この春幼稚園に入った娘は、まもなく3歳半になる。
抱っこすると、身体がずっしり重くなった。
ここ最近ずっと13kg台をキープしていたが、久々に体重計に載せると14kgを超えていた。
朝、娘より先に目覚めると寝室を出る。階下でトイレや洗顔をしていると、目を覚ました娘が半泣きで私を呼び、抱っこをせがむ。抱き上げて再び階下に降りる。彼女を少しでも床に降ろそうものなら猛烈に抵抗されるため、何とか工夫をこらして抱きかかえたまま鏡の前で身繕いをする。
休日は冗談を言って笑わせたりふざけて遊びながらと娘にゆったりと向き合えるのだが、仕事のある日は心の余裕がなく、ぐずる娘をぞんざいに扱ってしまうこともある。
だが彼女は、どんな時も母である私に全身を委ねて、叱られても涙を流しながら頰を埋める。
しっとりした暖かい重みに、煩わしさと慕われていることを実感する。
自分がこの子を宿して以来、4年近くになる。
思えば、妊娠中は自分のお腹の中で成長し、日々増してくる胎児の重みを体感していた。
一刻も早くこの重たいお腹の生活から解放されたいと願っていた。
そしていざ生まれると、あっけなく軽くなったお腹にホッとする反面「ああ、わが子はもう私のお腹の中から出て行ってしまって、ここに戻ってくることは二度とないんだ」という寂しさに駆られた。
だがこの寂しさも、日々の育児のめまぐるしさに紛れていつしか忘れてしまった。
わが子の成長の節目では必ず、子どもが自分から離れていくことに対する安堵感と、寂寥感が抱き合わせでやってくる。
彼女の体重が14kgを超えた時、ひとつの節目を感じた。
明らかに今までと同じようにヒョイヒョイと抱きかかえることができない。
さらに成長して体重が増えれば、いずれは抱っこすること自体が物理的に無理になる時がくる。
それは何kgになった時なのだろう? 20kg? いやそれ以下で?
体重だけでなく、精神的にも成長すれば抱っこを求めなくなる時がくるのだ。いつか必ず。
家事や仕事と並行して育児をしていると、疲れた時や慌ただしい時にも子どもに抱っこをせがまれる場面がたくさんあって、悲鳴をあげたくなることもしばしばだ。

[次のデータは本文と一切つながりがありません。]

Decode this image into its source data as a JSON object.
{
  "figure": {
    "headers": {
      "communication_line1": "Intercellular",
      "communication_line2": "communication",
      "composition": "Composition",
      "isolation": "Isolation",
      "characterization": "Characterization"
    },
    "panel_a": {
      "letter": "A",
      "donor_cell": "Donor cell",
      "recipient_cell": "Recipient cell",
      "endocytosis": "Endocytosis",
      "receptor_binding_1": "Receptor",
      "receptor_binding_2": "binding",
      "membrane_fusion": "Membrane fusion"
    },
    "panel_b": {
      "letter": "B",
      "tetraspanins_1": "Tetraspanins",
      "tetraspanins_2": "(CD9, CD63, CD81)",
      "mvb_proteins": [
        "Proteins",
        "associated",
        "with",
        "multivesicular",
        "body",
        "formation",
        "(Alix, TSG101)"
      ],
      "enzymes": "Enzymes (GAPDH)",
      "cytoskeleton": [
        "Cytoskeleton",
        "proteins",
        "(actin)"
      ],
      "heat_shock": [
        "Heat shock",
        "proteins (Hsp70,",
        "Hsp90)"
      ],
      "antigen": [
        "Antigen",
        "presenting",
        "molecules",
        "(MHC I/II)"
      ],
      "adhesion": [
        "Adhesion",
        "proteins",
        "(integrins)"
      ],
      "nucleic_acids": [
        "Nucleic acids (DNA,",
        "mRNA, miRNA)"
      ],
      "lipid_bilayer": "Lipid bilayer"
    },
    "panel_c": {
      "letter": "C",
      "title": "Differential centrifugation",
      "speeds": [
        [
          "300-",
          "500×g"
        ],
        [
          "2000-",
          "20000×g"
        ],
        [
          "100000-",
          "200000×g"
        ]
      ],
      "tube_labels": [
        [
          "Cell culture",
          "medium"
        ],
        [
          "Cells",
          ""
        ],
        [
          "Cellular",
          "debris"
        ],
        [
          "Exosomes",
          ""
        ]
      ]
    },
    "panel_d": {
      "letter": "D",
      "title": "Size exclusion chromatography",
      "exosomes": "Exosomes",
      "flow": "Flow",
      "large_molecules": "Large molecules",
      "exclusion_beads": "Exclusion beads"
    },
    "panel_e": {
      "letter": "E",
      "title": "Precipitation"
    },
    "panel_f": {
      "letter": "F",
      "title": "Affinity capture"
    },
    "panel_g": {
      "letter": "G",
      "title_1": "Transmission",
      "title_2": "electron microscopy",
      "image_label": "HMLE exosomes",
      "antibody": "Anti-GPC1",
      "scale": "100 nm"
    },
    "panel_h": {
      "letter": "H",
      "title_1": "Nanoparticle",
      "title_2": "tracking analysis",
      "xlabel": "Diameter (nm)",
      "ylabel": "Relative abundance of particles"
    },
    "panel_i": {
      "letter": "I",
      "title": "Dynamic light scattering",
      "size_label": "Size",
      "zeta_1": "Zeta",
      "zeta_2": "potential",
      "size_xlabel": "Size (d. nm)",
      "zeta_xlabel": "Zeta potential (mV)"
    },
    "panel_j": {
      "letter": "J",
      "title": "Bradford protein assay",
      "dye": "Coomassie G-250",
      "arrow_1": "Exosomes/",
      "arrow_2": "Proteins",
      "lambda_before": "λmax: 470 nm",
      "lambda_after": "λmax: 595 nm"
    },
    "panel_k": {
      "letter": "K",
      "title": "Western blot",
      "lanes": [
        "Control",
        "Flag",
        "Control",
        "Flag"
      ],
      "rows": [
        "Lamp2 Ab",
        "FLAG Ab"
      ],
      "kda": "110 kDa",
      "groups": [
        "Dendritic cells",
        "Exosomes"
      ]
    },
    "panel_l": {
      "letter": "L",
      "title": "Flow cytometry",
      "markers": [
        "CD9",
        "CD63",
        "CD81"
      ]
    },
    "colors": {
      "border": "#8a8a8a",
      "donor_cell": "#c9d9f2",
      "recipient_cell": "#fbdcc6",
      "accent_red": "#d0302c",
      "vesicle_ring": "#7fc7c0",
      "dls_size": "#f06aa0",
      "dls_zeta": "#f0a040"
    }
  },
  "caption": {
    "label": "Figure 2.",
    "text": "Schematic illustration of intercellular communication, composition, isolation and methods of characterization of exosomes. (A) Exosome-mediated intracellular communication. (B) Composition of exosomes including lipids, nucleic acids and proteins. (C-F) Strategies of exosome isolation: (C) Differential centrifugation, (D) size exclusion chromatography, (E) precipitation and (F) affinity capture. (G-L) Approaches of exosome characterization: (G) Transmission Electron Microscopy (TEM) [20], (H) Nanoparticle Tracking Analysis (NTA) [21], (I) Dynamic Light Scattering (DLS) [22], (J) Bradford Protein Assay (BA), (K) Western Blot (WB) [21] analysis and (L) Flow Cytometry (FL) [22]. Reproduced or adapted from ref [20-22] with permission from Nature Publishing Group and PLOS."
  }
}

でも、わが子を抱っこできる期間というのは、本当に限られている。
なので、幼いうち身体が軽いうち、抱っこをせがんできてくれるその時に、時間が許す限りめいっぱいわが子の欲求に応じてあげたい。そのことがひいては親である私自身のスキンシップの欲求も満たすことにもなるのだ。
「子どもはいずれは大きくなって親から離れていく。その時には抱っこしたくてもできないし、させてくれなくもなる。」
私は、ぐずって甘えてくるわが子に手を焼いて苛立つ時に、このフレーズを思い出すようにしている。